LECCIÓN INAUGURAL 22

nuestro pasado inmediato cuentan con la facilidad de una intelección rápida, ofrecen una
enorme dificultad (aunque casi nunca se reconozca) para una comprensión plena, en la medida
en que estamos inmersos en las mismas ideologizaciones, las mismas mitificaciones que han
dado forma a esos textos.
Además, la relativa escasez de los testimonios conservados nos permite –en teoría–
abarcar el cuadro completo de esa cultura (o, como diría Georges Duby en un reportaje, al
menos la ilusión de una manejo exhaustivo de los datos), una posibilidad que se va esfumando a
medida que nos acercamos a nuestro tiempo, desbordados como estamos por un aluvión textual
inabarcable.
En suma, el período medieval nos ofrece un camino para alcanzar una comprensión de
nuestro presente tan indirecto como pertinente. Y esto sobre todo por su condición de alteridad
y de familiaridad. ¿A qué me refiero con familiaridad, luego de todo lo dicho sobre esta cultura
“otra”, perteneciente a un ciclo histórico ya concluido? Pues sencillamente a que los hombres y
mujeres de la Edad Media son muy ajenos a nosotros, pero no son extraterrestres. En todo caso,
su alteridad es de un carácter muy diferente al de, por ejemplo, las culturas antiguas de la China
y Japón. De algún modo, aun para nosotros, hispanoamericanos nacidos en una tierra sin Edad
Media, aquellas personas son nuestros lejanos antepasados. A esto es necesario agregar que
muchas instituciones e ideas actuales llevan la marca de una herencia medieval: la Iglesia
católica, la universidad, el sistema legal, el gobierno parlamentario, el amor-pasión, la idea de
“guerra justa”, la idea de “guerra santa”.

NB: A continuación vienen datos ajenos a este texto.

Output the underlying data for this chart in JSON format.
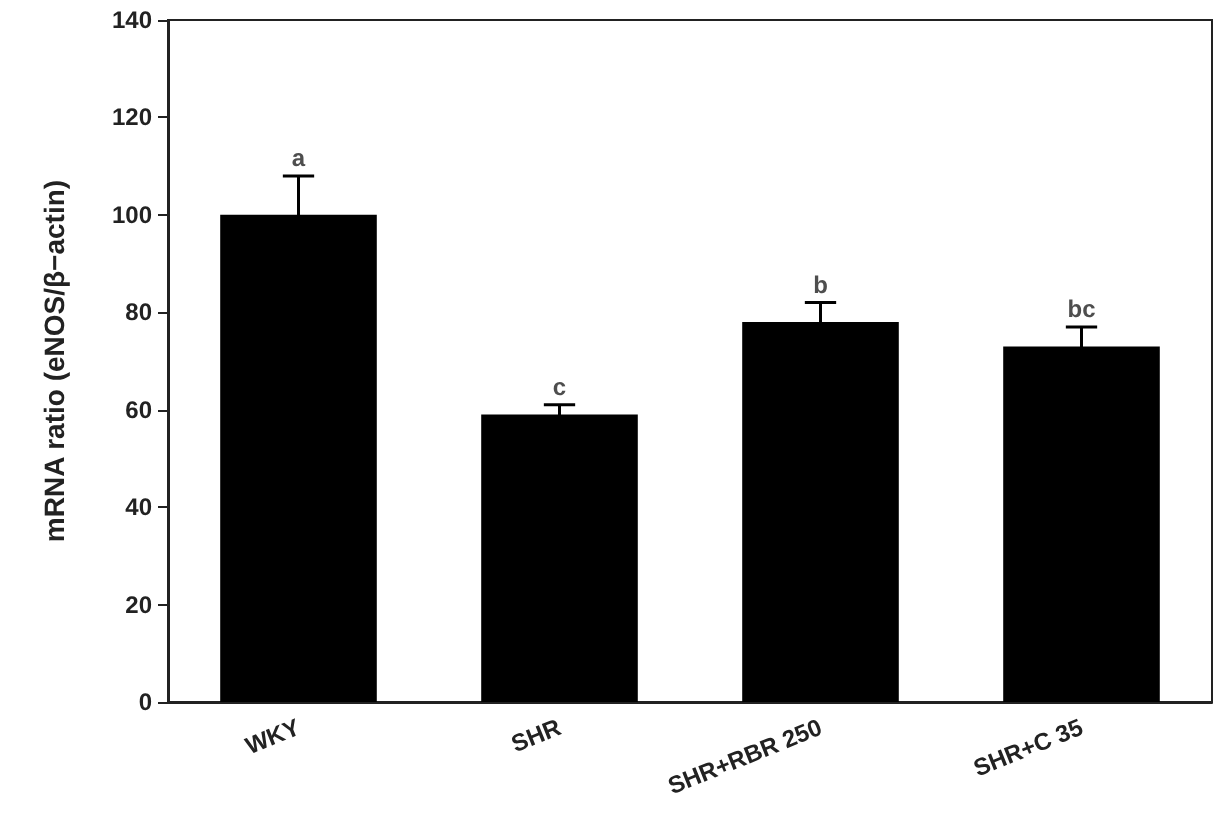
{
  "chart_data": {
    "type": "bar",
    "ylabel": "mRNA ratio (eNOS/β−actin)",
    "categories": [
      "WKY",
      "SHR",
      "SHR+RBR 250",
      "SHR+C 35"
    ],
    "values": [
      100,
      59,
      78,
      73
    ],
    "errors": [
      8,
      2,
      4,
      4
    ],
    "color": "#000000",
    "ylim": [
      0,
      140
    ],
    "yticks": [
      0,
      20,
      40,
      60,
      80,
      100,
      120,
      140
    ],
    "grid": false,
    "annotations": [
      {
        "text": "a",
        "x": "WKY",
        "y": 108
      },
      {
        "text": "c",
        "x": "SHR",
        "y": 61
      },
      {
        "text": "b",
        "x": "SHR+RBR 250",
        "y": 82
      },
      {
        "text": "bc",
        "x": "SHR+C 35",
        "y": 77
      }
    ]
  }
}
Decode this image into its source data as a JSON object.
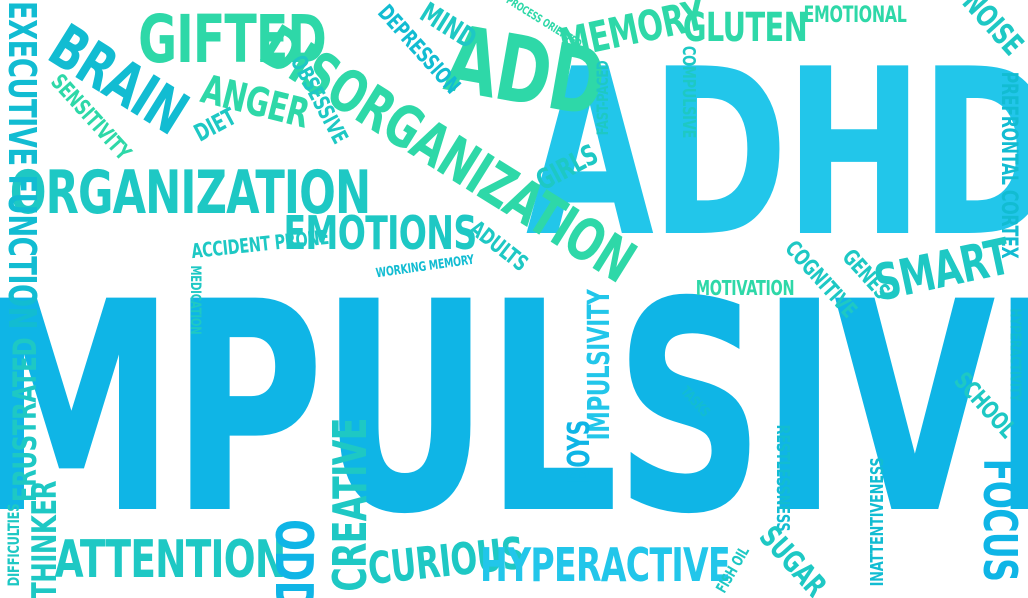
{
  "words": {
    "impulsive": "IMPULSIVE",
    "adhd": "ADHD",
    "add": "ADD",
    "disorganization": "DISORGANIZATION",
    "organization": "ORGANIZATION",
    "gifted": "GIFTED",
    "brain": "BRAIN",
    "anger": "ANGER",
    "diet": "DIET",
    "sensitivity": "SENSITIVITY",
    "obsessive": "OBSESSIVE",
    "depression": "DEPRESSION",
    "mind": "MIND",
    "process_oriented": "PROCESS ORIENTED",
    "memory": "MEMORY",
    "gluten": "GLUTEN",
    "emotional": "EMOTIONAL",
    "noise": "NOISE",
    "prefrontal_cortex": "PREFRONTAL CORTEX",
    "compulsive": "COMPULSIVE",
    "fast_paced": "FAST-PACED",
    "girls": "GIRLS",
    "executive_function": "EXECUTIVE FUNCTION",
    "emotions": "EMOTIONS",
    "accident_prone": "ACCIDENT PRONE",
    "adults": "ADULTS",
    "working_memory": "WORKING MEMORY",
    "medication": "MEDICATION",
    "smart": "SMART",
    "genes": "GENES",
    "cognitive": "COGNITIVE",
    "motivation": "MOTIVATION",
    "hyperactivity": "HYPERACTIVITY",
    "school": "SCHOOL",
    "tasks": "TASKS",
    "impulsivity": "IMPULSIVITY",
    "boys": "BOYS",
    "frustrated": "FRUSTRATED",
    "creative": "CREATIVE",
    "restlessness": "RESTLESSNESS",
    "inattentiveness": "INATTENTIVENESS",
    "focus": "FOCUS",
    "difficulties": "DIFFICULTIES",
    "thinker": "THINKER",
    "attention": "ATTENTION",
    "odd": "ODD",
    "curious": "CURIOUS",
    "hyperactive": "HYPERACTIVE",
    "sugar": "SUGAR",
    "fish_oil": "FISH OIL"
  }
}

Sobre la base de ese aire de familia es posible aprovechar la Edad Media en tanto
contrapartida de nuestro presente: podemos plantear una relación especular entre pre-
modernidad y pos-modernidad; podemos, en suma, intentar vernos allí como en lo que Barbara
Tuchman (1978) llamó –hablando de la crisis del siglo XIV– “un espejo distante”.

Todo esto suena terriblemente ambicioso, pero en el fondo sólo es un planteo realista
sobre las condiciones de posibilidad de una tarea intelectual. Mi intención es llevar adelante una
serie de prácticas de lectura sobre unos textos escritos en lengua castellana entre los siglos XII y
XV, dirigidas a iluminar una variedad de cuestiones básicamente relacionadas con la forma y la
ideología de esos textos. Tal es el objetivo: iluminar los modos en que los textos,
dialécticamente, representan parámetros de intelección, patrones de conducta y escalas de
valores de una sociedad, como también los modos en que los textos configuran, perpetúan y
alteran los códigos dominantes de una cultura.